Multi-Dimensional Keyword (MDK) Indexes
MDK indexes enable keyword searches which allow users to find rows based
on words that appear anywhere in an indexed field, without serial reads
or sequential index searches.
Multiple columns can be grouped together to qualify rows where a single
keyword may appear in one column or another, but not both. For example,
an address field where ADDRESS1 might contain a street address and ADDRESS2
might contain a post office box or suite number, but the data is not necessarily
consistent through all rows.
MDK indexes allow users to find data without knowing exactly how it was
originally entered in the database, i.e. upper, lower, or mixed case text,
spelling differences, noise words like "the" and "and",
or inadvertent extra spaces in the data.
As of Omnidex version 4.0, by default, MDK indexed fields are indexed
completely intact. Text is case sensitive and not parsed, meaning that
spaces, special characters and punctuation are not stripped out. This
allows data retrievals on fields that contain blanks or special characters,
and zero values in a binary column.
To enable keyword searches on a column or group of columns, install an
MDK index using the ;KW (Keyword) option. With this option, spaces, percent
symbols, ampersands, and other special characters are parsed as keyword
separators.
To make searches case insensitive, use the ;CI option.

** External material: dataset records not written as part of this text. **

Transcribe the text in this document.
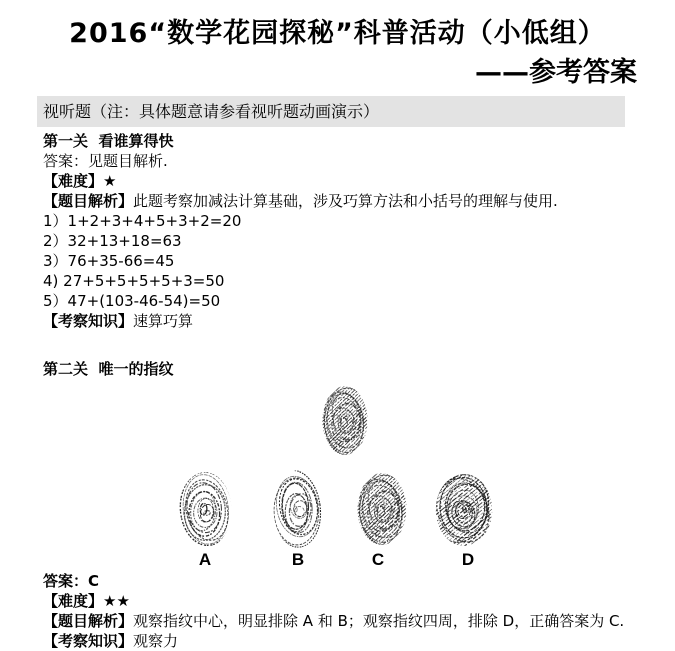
2016“数学花园探秘”科普活动（小低组）
——参考答案
视听题（注：具体题意请参看视听题动画演示）

第一关  看谁算得快

答案：见题目解析.

【难度】★

【题目解析】此题考察加减法计算基础，涉及巧算方法和小括号的理解与使用.

1）1+2+3+4+5+3+2=20

2）32+13+18=63

3）76+35-66=45

4) 27+5+5+5+5+3=50

5）47+(103-46-54)=50

【考察知识】速算巧算

第二关  唯一的指纹

A	B	C	D

答案：C

【难度】★★

【题目解析】观察指纹中心，明显排除 A 和 B；观察指纹四周，排除 D，正确答案为 C.

【考察知识】观察力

See Composite Indexes for more information and rules about creating composite
MDK indexes.
Advantages
Most data management systems offer some limited form of indexing. However,
Omnidex indexing allows far more flexibility in the way indexes are created
and what they allow the user to do with them, while providing tremendous
speed advantages over the dbms at the same time.
- Qualifying counts are always returned for queries against a column
installed with an MDK index. Omnidex gets the count from the indexes
and never touches the actual data unless a fetch is requested. In many
cases, a count is all that is needed from a specific query.
- MDK indexes can be used to qualify rows based on data in multiple
columns. For example, to find all customers in California involved in
software development, a query can be constructed to qualify all customers
with CA in the STATE column and then further qualify on the COMMENTS
column using AND SOFTWARE DEVELOPMENT.
- MDK indexes can also be grouped using the ;Gn option, to search multiple
columns simultaneously. For example, many databases contain Address1
and Address2 columns to handle suite numbers, PO Boxes, or just particularly
long addresses. If these columns were grouped, a qualification could
be performed against one of the Address columns and would qualify data
that matched the criteria whether it was in Address1 or Address2.
- Tables can be linked with an join operation, on columns that contain
the same information across tables. To perform join operations at search
time, the target column must be installed with an MDK index.
- MDK indexes can be installed on flat file databases where no dbms
exists, allowing the same search capabilities as any other database.
Noise words like "and", "the", "a", or
any word supplied in an Excluded Words list, can be filtered out of
the indexes.
When to Use MDK Indexes
Use MDK indexes for keyword retrieval and high-speed multi-column and
multi-table access.
MDK indexes should be installed on name and text fields such as people
and company names, part descriptions, notes, etc., where retrieval by
a word, part of a word, or a combination of multiple words is required.
Use MDK indexes on highly codified data when retrieval across multiple
columns is required. For example:
SELECT * FROM CONTACTS WHERE SIC_CODE='1045' AND STATE_CODE
IN (CO, TX, FL)
AND TYPE_CODE='CUST'
Use an excluded word list to eliminate noise words or values that will
not be needed in an MDK retrieval. This can reduce indexing time and index
size.
Use the Group (;Gn) option for MDK Indexes to combine columns logically
for retrieval ease and speed.
Do not group
columns in MDK indexes when the columns have similar data. For example,
while using Omnidex to retrieve records added in a particular date value
or range, grouping a Date_updated column with a Date_added column will
produce ambiguous results.
Keyword Searches
The true power of Omnidex is its ability to find rows based on words
that appear anywhere in an indexed field. For example,
CUSTOMERS
COMPANY_NAME;G1;SX;KW
CONTACT;G1;SX;KW
AKA_COMPANY;G1;SX;KW
you could use the search criterion INFORMATION - upper or lower case
- against a COMPANY_NAME index,
COMPANY_NAME="INFORMATION"
to find all rows where the company name contains the word "information".
The search might return the following rows:
Company State
Dynamic Information Systems Corporation
CO
Information Express
MN
Dun and Bradstreet Information Services
NY
More importantly, you can combine multiple keywords to narrow your search
still further. For example, changing the criteria to
COMPANY_NAME="%INFORMATION AND DYNAMIC"
would instantly return the first row from the list above, OR
COMPANY_NAME="%INFORMATION AND NOT DYNAMIC"
would return the second and third rows but not the first.